Others run a little deeper, however, such as the newly integrated, and extremely prominent, use of gloriously expressive clean vocals as a counterpoint to Howard’s gritty snarl, which serve to accelerate each song into the proggy stratosphere every time they appear (delivered, I believe, by Howard himself… though if they are in fact done by his brother Kyle, who also handles keyboards on Cold and the Silence, then these Enslaved comparisons become even harder to refute).
Most of all, however, the scintillating guitar work evident across these seven tracks demonstrates a prog-infused flair for energetic, creative riffing (pay close attention to the hard-driving opening bars of “Fear and Dread” for a prime example) and psychedelic cosmic atmosphere, which suggests that although Martriden certainly aren’t slaves to their influences (pun most definitely intended), they’re certainly walking a path that parallels that of their forebears… though its one that’s not without a number of divergent twists and turns of its own.
That being said, although the lithe, intricate bass work (courtesy of enviably talented session bassist Mark Grabowski) hints at unexpected influences from the classic Tech/Prog/Death stylings of latter-day Death and early Cynic (check out the opening bars of “Pendulum” for an immediate example), this is most definitely a Martriden album, through and through.
Across the length and breadth of Cold and the Silence the guitar tandem of Shane Howard and Will Thackeray repeatedly hammer this point home by delivering a riveting array of diamond-sharp, glass-cutting riffs (such as the laser-guided main riff of “Invisible Cities”, or the stuttering, Death Metal inflections present throughout “The Grey”) which sound like no-one else but Martriden – rhythmically, structurally, melodically – and which, hypothetically speaking, could almost have appeared on any of their previous releases.
This solid foundation, this clearly defined sense of self, is exactly what allows the band to experiment and expand their sound on Cold and the Silence, without fear of losing the thread of their identity in the process.
Nowhere is this more noticeable than in the utterly fantastic integration of a multitude of majestic clean vocal parts throughout the album, which eschew the vapid simplicity of poppy melody in favour of a deeper and longer-lasting memorability that exists in service of each track – rather than as its sole focal point.
Whether it’s the solemn resignation evident in the clean-sung refrain of “The Grey” or the mournful melodic passages present in grandiose closer “Consequence”, each of these sections serves to add yet another impressive string to the band’s bow, and despite their undeniable catchiness, there’s never a moment where you find yourself listening to a song just for its clean vocals. They’re all integrated as part of a greater whole, and all the better for it.

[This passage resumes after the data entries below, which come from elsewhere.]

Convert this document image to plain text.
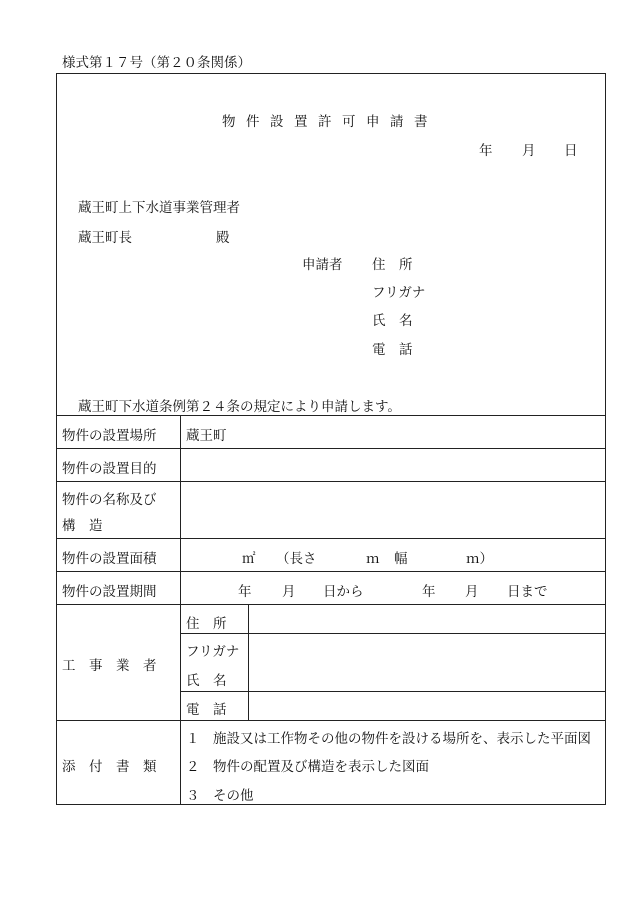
様式第１７号（第２０条関係）
物件設置許可申請書
年 月 日
蔵王町上下水道事業管理者
蔵王町長	殿
申請者 住　所
フリガナ
氏　名
電　話
蔵王町下水道条例第２４条の規定により申請します。
物件の設置場所	蔵王町
物件の設置目的
物件の名称及び
構　造
物件の設置面積	㎡ （長さ	ｍ 幅	ｍ）
物件の設置期間	年 月 日から	年 月 日まで
工　事　業　者
住　所
フリガナ
氏　名
電　話
添　付　書　類
１　施設又は工作物その他の物件を設ける場所を、表示した平面図
２　物件の配置及び構造を表示した図面
３　その他
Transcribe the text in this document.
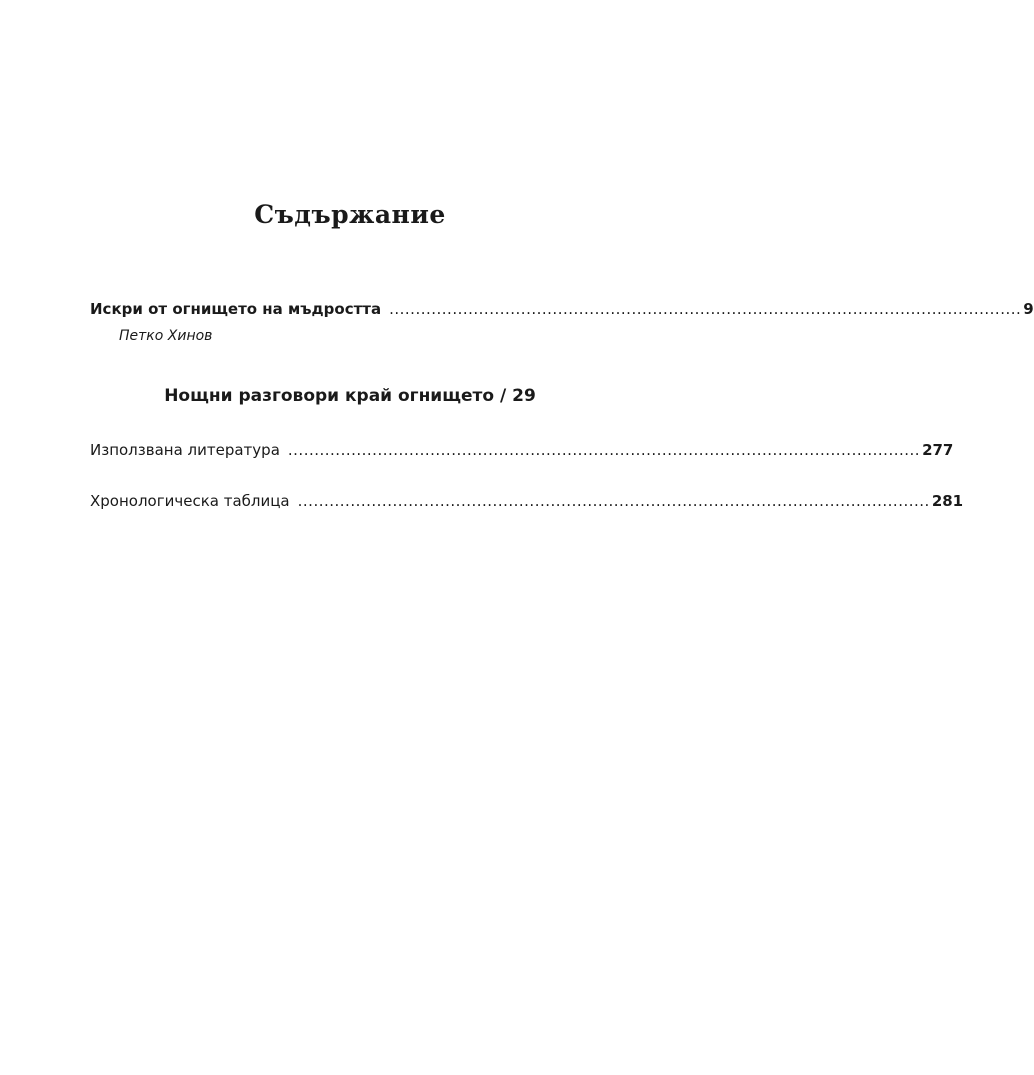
Съдържание
Искри от огнището на мъдростта ........................................................................................................................ 9
Петко Хинов
Нощни разговори край огнището / 29
Използвана литература ........................................................................................................................ 277
Хронологическа таблица ........................................................................................................................ 281
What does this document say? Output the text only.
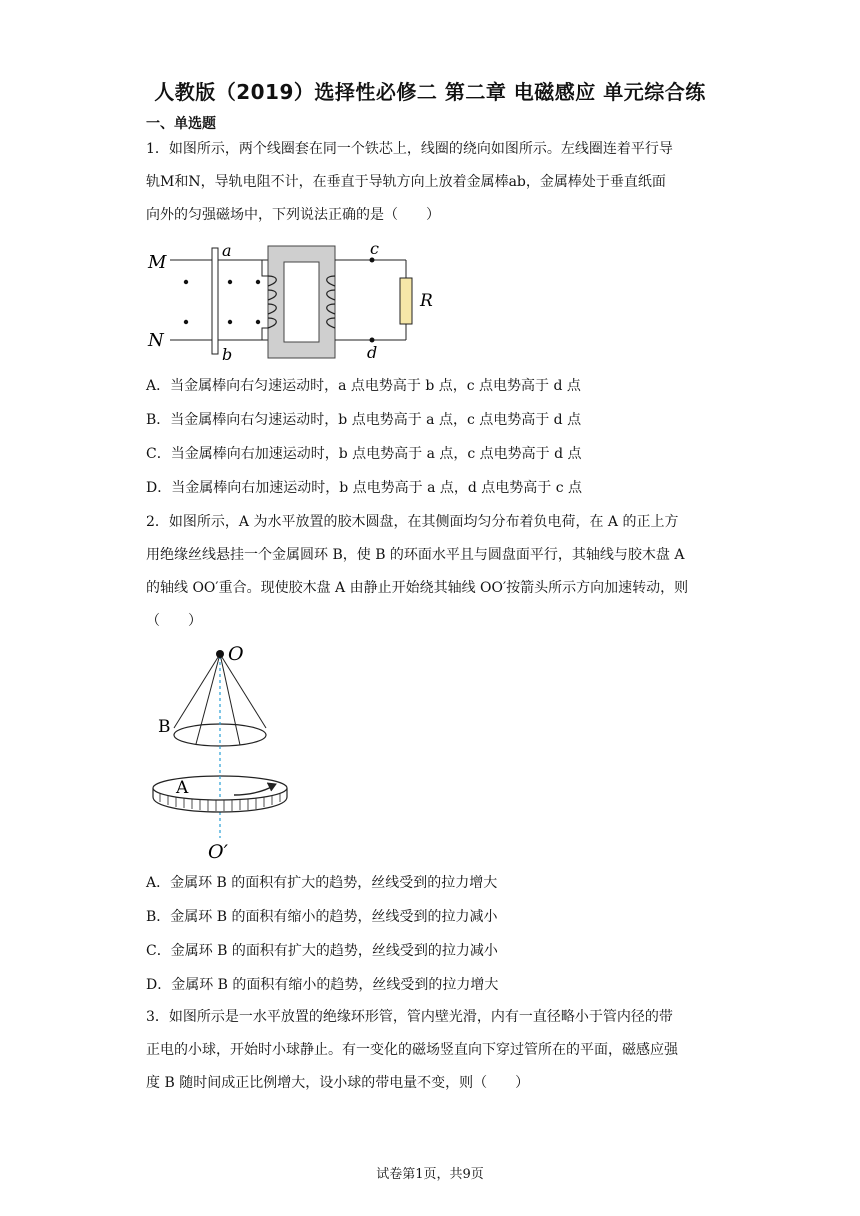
人教版（2019）选择性必修二 第二章 电磁感应 单元综合练
一、单选题
1．如图所示，两个线圈套在同一个铁芯上，线圈的绕向如图所示。左线圈连着平行导
轨M和N，导轨电阻不计，在垂直于导轨方向上放着金属棒ab，金属棒处于垂直纸面
向外的匀强磁场中，下列说法正确的是（　　）
M
N
a
b
c
d
R
A．当金属棒向右匀速运动时，a 点电势高于 b 点，c 点电势高于 d 点
B．当金属棒向右匀速运动时，b 点电势高于 a 点，c 点电势高于 d 点
C．当金属棒向右加速运动时，b 点电势高于 a 点，c 点电势高于 d 点
D．当金属棒向右加速运动时，b 点电势高于 a 点，d 点电势高于 c 点
2．如图所示，A 为水平放置的胶木圆盘，在其侧面均匀分布着负电荷，在 A 的正上方
用绝缘丝线悬挂一个金属圆环 B，使 B 的环面水平且与圆盘面平行，其轴线与胶木盘 A
的轴线 OO′重合。现使胶木盘 A 由静止开始绕其轴线 OO′按箭头所示方向加速转动，则
（　　）
O
O′
B
A
A．金属环 B 的面积有扩大的趋势，丝线受到的拉力增大
B．金属环 B 的面积有缩小的趋势，丝线受到的拉力减小
C．金属环 B 的面积有扩大的趋势，丝线受到的拉力减小
D．金属环 B 的面积有缩小的趋势，丝线受到的拉力增大
3．如图所示是一水平放置的绝缘环形管，管内壁光滑，内有一直径略小于管内径的带
正电的小球，开始时小球静止。有一变化的磁场竖直向下穿过管所在的平面，磁感应强
度 B 随时间成正比例增大，设小球的带电量不变，则（　　）
试卷第1页，共9页
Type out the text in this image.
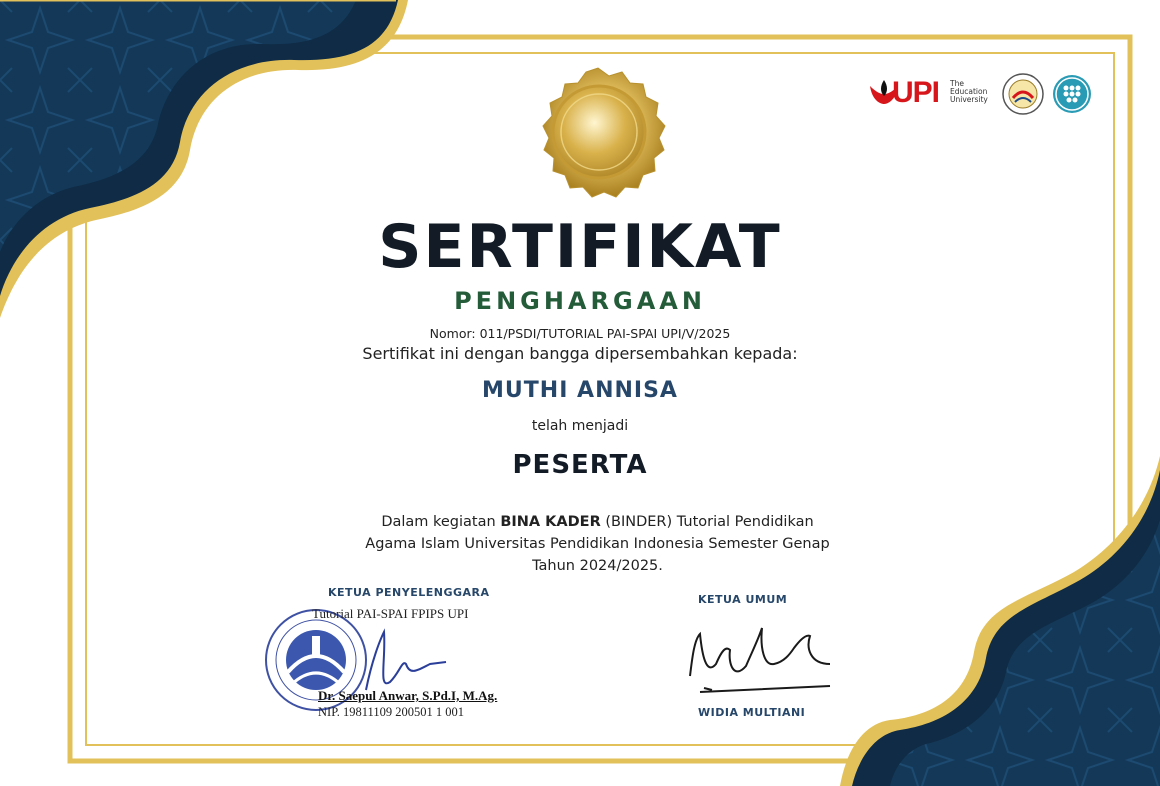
UPI The
Education
University
SERTIFIKAT
PENGHARGAAN
Nomor: 011/PSDI/TUTORIAL PAI-SPAI UPI/V/2025
Sertifikat ini dengan bangga dipersembahkan kepada:
MUTHI ANNISA
telah menjadi
PESERTA
Dalam kegiatan BINA KADER (BINDER) Tutorial Pendidikan Agama Islam Universitas Pendidikan Indonesia Semester Genap Tahun 2024/2025.
KETUA PENYELENGGARA
Tutorial PAI-SPAI FPIPS UPI
Dr. Saepul Anwar, S.Pd.I, M.Ag.
NIP. 19811109 200501 1 001
KETUA UMUM
WIDIA MULTIANI
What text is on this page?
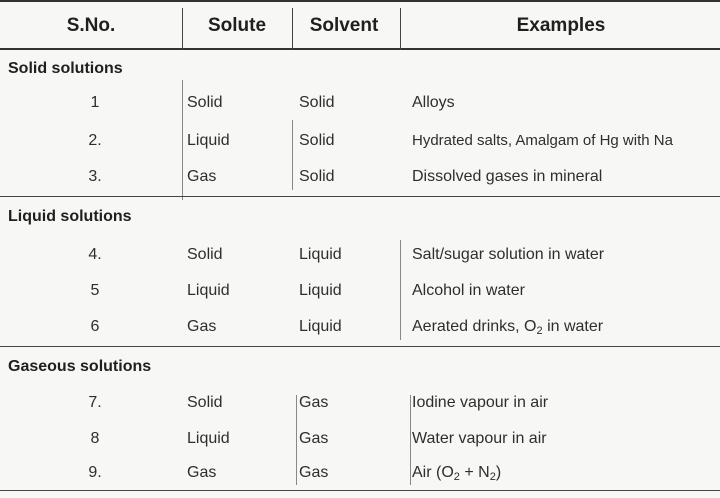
S.No.	Solute	Solvent	Examples
Solid solutions
1	Solid	Solid	Alloys
2.	Liquid	Solid	Hydrated salts, Amalgam of Hg with Na
3.	Gas	Solid	Dissolved gases in mineral
Liquid solutions
4.	Solid	Liquid	Salt/sugar solution in water
5	Liquid	Liquid	Alcohol in water
6	Gas	Liquid	Aerated drinks, $O_2$ in water
Gaseous solutions
7.	Solid	Gas	Iodine vapour in air
8	Liquid	Gas	Water vapour in air
9.	Gas	Gas	Air $(O_2 + N_2)$
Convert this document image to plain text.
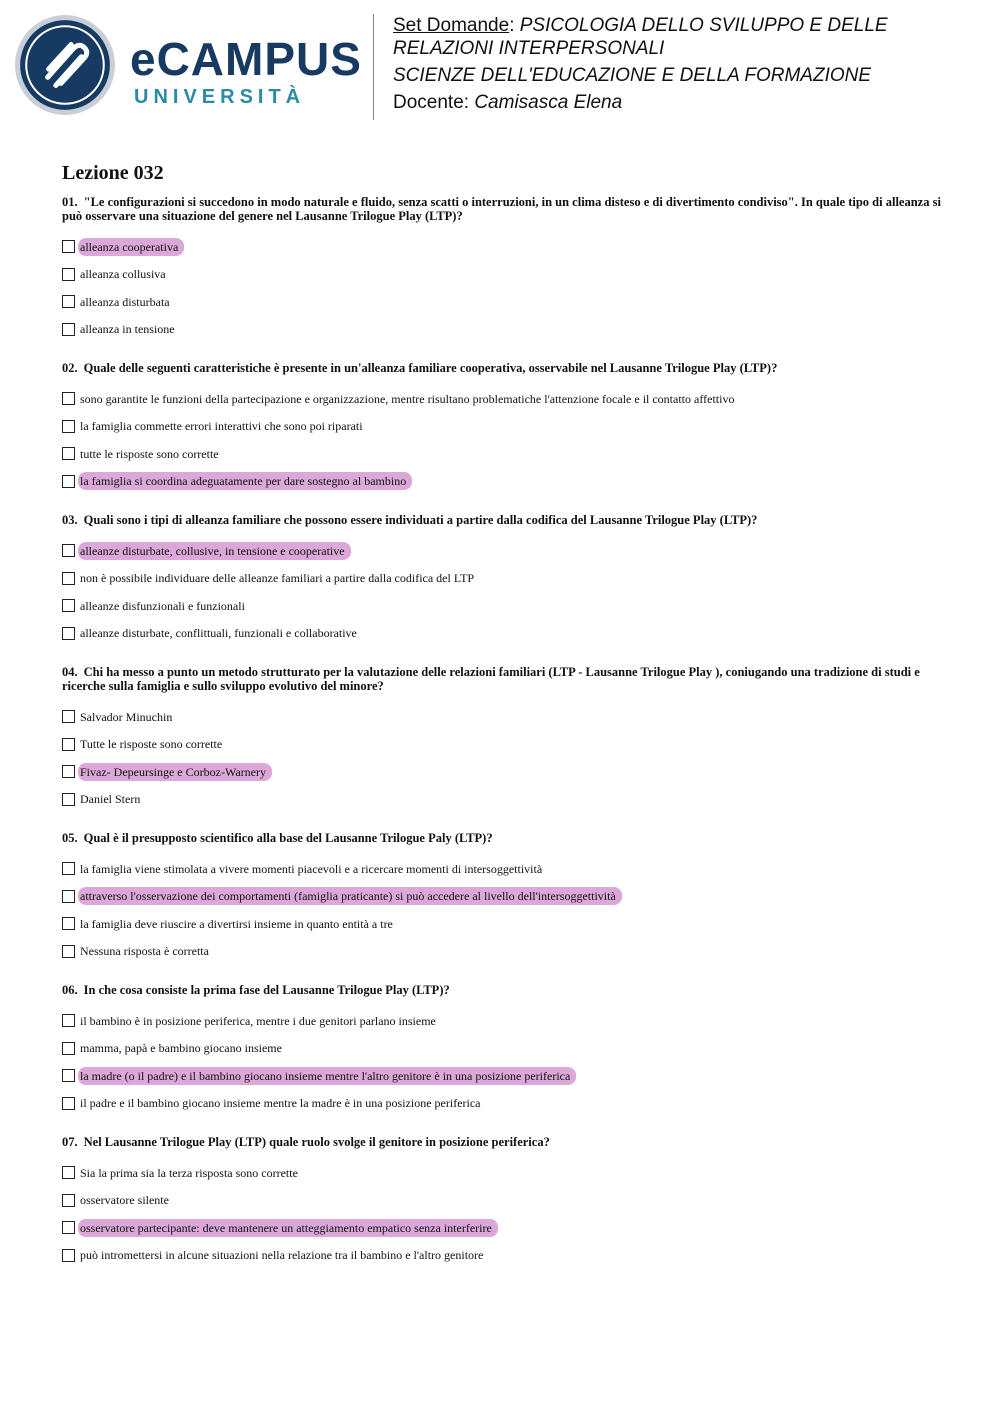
eCAMPUS
UNIVERSITÀ
Set Domande: PSICOLOGIA DELLO SVILUPPO E DELLE RELAZIONI INTERPERSONALI
SCIENZE DELL'EDUCAZIONE E DELLA FORMAZIONE
Docente: Camisasca Elena
Lezione 032
01. "Le configurazioni si succedono in modo naturale e fluido, senza scatti o interruzioni, in un clima disteso e di divertimento condiviso". In quale tipo di alleanza si può osservare una situazione del genere nel Lausanne Trilogue Play (LTP)?
alleanza cooperativa
alleanza collusiva
alleanza disturbata
alleanza in tensione
02. Quale delle seguenti caratteristiche è presente in un'alleanza familiare cooperativa, osservabile nel Lausanne Trilogue Play (LTP)?
sono garantite le funzioni della partecipazione e organizzazione, mentre risultano problematiche l'attenzione focale e il contatto affettivo
la famiglia commette errori interattivi che sono poi riparati
tutte le risposte sono corrette
la famiglia si coordina adeguatamente per dare sostegno al bambino
03. Quali sono i tipi di alleanza familiare che possono essere individuati a partire dalla codifica del Lausanne Trilogue Play (LTP)?
alleanze disturbate, collusive, in tensione e cooperative
non è possibile individuare delle alleanze familiari a partire dalla codifica del LTP
alleanze disfunzionali e funzionali
alleanze disturbate, conflittuali, funzionali e collaborative
04. Chi ha messo a punto un metodo strutturato per la valutazione delle relazioni familiari (LTP - Lausanne Trilogue Play ), coniugando una tradizione di studi e ricerche sulla famiglia e sullo sviluppo evolutivo del minore?
Salvador Minuchin
Tutte le risposte sono corrette
Fivaz- Depeursinge e Corboz-Warnery
Daniel Stern
05. Qual è il presupposto scientifico alla base del Lausanne Trilogue Paly (LTP)?
la famiglia viene stimolata a vivere momenti piacevoli e a ricercare momenti di intersoggettività
attraverso l'osservazione dei comportamenti (famiglia praticante) si può accedere al livello dell'intersoggettività
la famiglia deve riuscire a divertirsi insieme in quanto entità a tre
Nessuna risposta è corretta
06. In che cosa consiste la prima fase del Lausanne Trilogue Play (LTP)?
il bambino è in posizione periferica, mentre i due genitori parlano insieme
mamma, papà e bambino giocano insieme
la madre (o il padre) e il bambino giocano insieme mentre l'altro genitore è in una posizione periferica
il padre e il bambino giocano insieme mentre la madre è in una posizione periferica
07. Nel Lausanne Trilogue Play (LTP) quale ruolo svolge il genitore in posizione periferica?
Sia la prima sia la terza risposta sono corrette
osservatore silente
osservatore partecipante: deve mantenere un atteggiamento empatico senza interferire
può intromettersi in alcune situazioni nella relazione tra il bambino e l'altro genitore
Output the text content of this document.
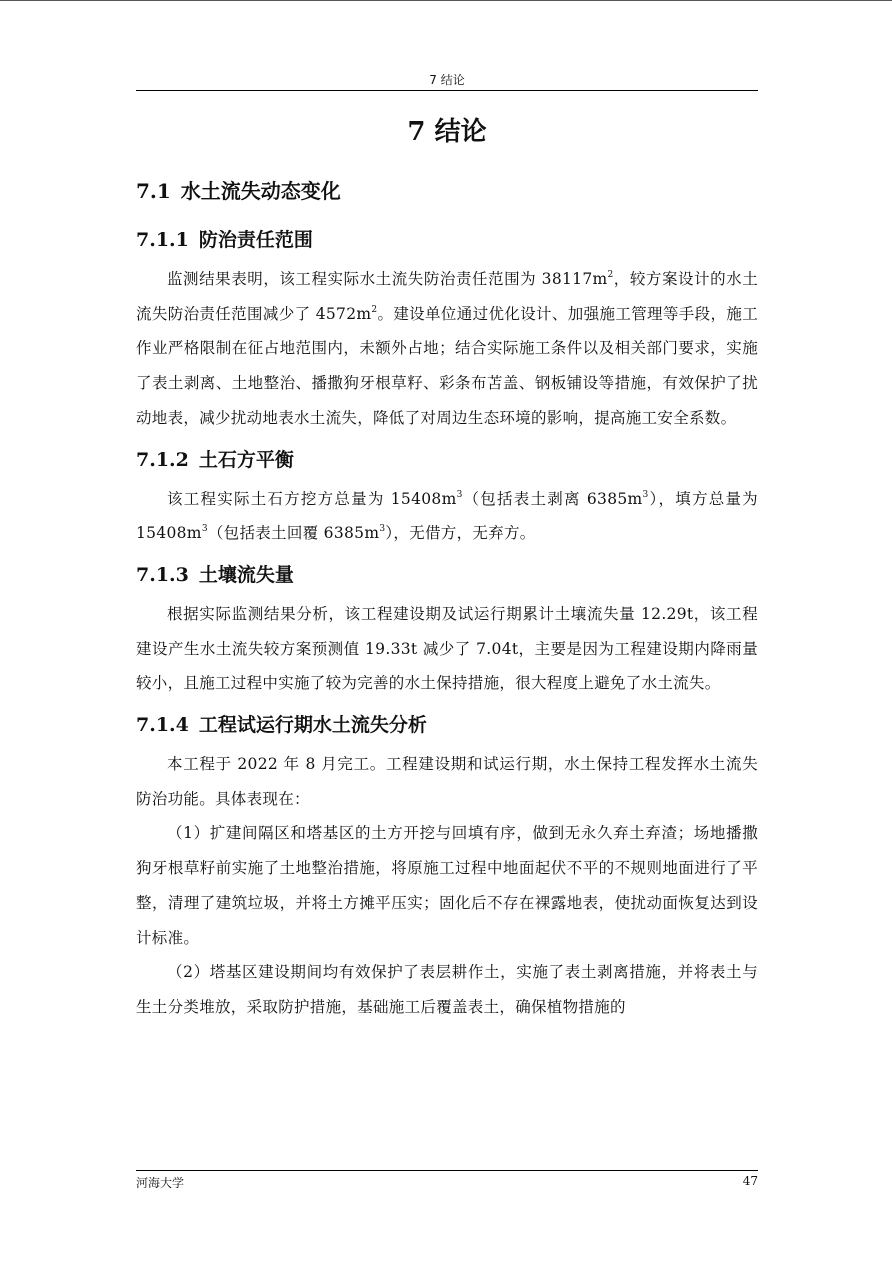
7 结论
7 结论
7.1 水土流失动态变化
7.1.1 防治责任范围

监测结果表明，该工程实际水土流失防治责任范围为 $38117m^2$，较方案设计的水土流失防治责任范围减少了 $4572m^2$。建设单位通过优化设计、加强施工管理等手段，施工作业严格限制在征占地范围内，未额外占地；结合实际施工条件以及相关部门要求，实施了表土剥离、土地整治、播撒狗牙根草籽、彩条布苫盖、钢板铺设等措施，有效保护了扰动地表，减少扰动地表水土流失，降低了对周边生态环境的影响，提高施工安全系数。

7.1.2 土石方平衡

该工程实际土石方挖方总量为 $15408m^3$（包括表土剥离 $6385m^3$），填方总量为 $15408m^3$（包括表土回覆 $6385m^3$），无借方，无弃方。

7.1.3 土壤流失量

根据实际监测结果分析，该工程建设期及试运行期累计土壤流失量 12.29t，该工程建设产生水土流失较方案预测值 19.33t 减少了 7.04t，主要是因为工程建设期内降雨量较小，且施工过程中实施了较为完善的水土保持措施，很大程度上避免了水土流失。

7.1.4 工程试运行期水土流失分析

本工程于 2022 年 8 月完工。工程建设期和试运行期，水土保持工程发挥水土流失防治功能。具体表现在：

（1）扩建间隔区和塔基区的土方开挖与回填有序，做到无永久弃土弃渣；场地播撒狗牙根草籽前实施了土地整治措施，将原施工过程中地面起伏不平的不规则地面进行了平整，清理了建筑垃圾，并将土方摊平压实；固化后不存在裸露地表，使扰动面恢复达到设计标准。

（2）塔基区建设期间均有效保护了表层耕作土，实施了表土剥离措施，并将表土与生土分类堆放，采取防护措施，基础施工后覆盖表土，确保植物措施的

河海大学	47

In the end it’s taken me almost 700 words to get back to the key point I made right at the start of this review – that this is an album that’s all about balance, an album primarily concerned with exploration and expression, with all these different elements and aspects, from scything riffs to soaring clean vocals, from rippling drum work to evocative keys and subtle acoustic ambience, working in harmony in service of a greater, overarching vision.
So if you’re looking for an album unafraid to paint with vivid, striking colours, unafraid to break with convention and follow a more progressive, creative, and downright compelling path – all without giving an inch in terms of scorching, spitfire riffage and focussed, potent fury – then Cold and the Silence is most definitely the album for you.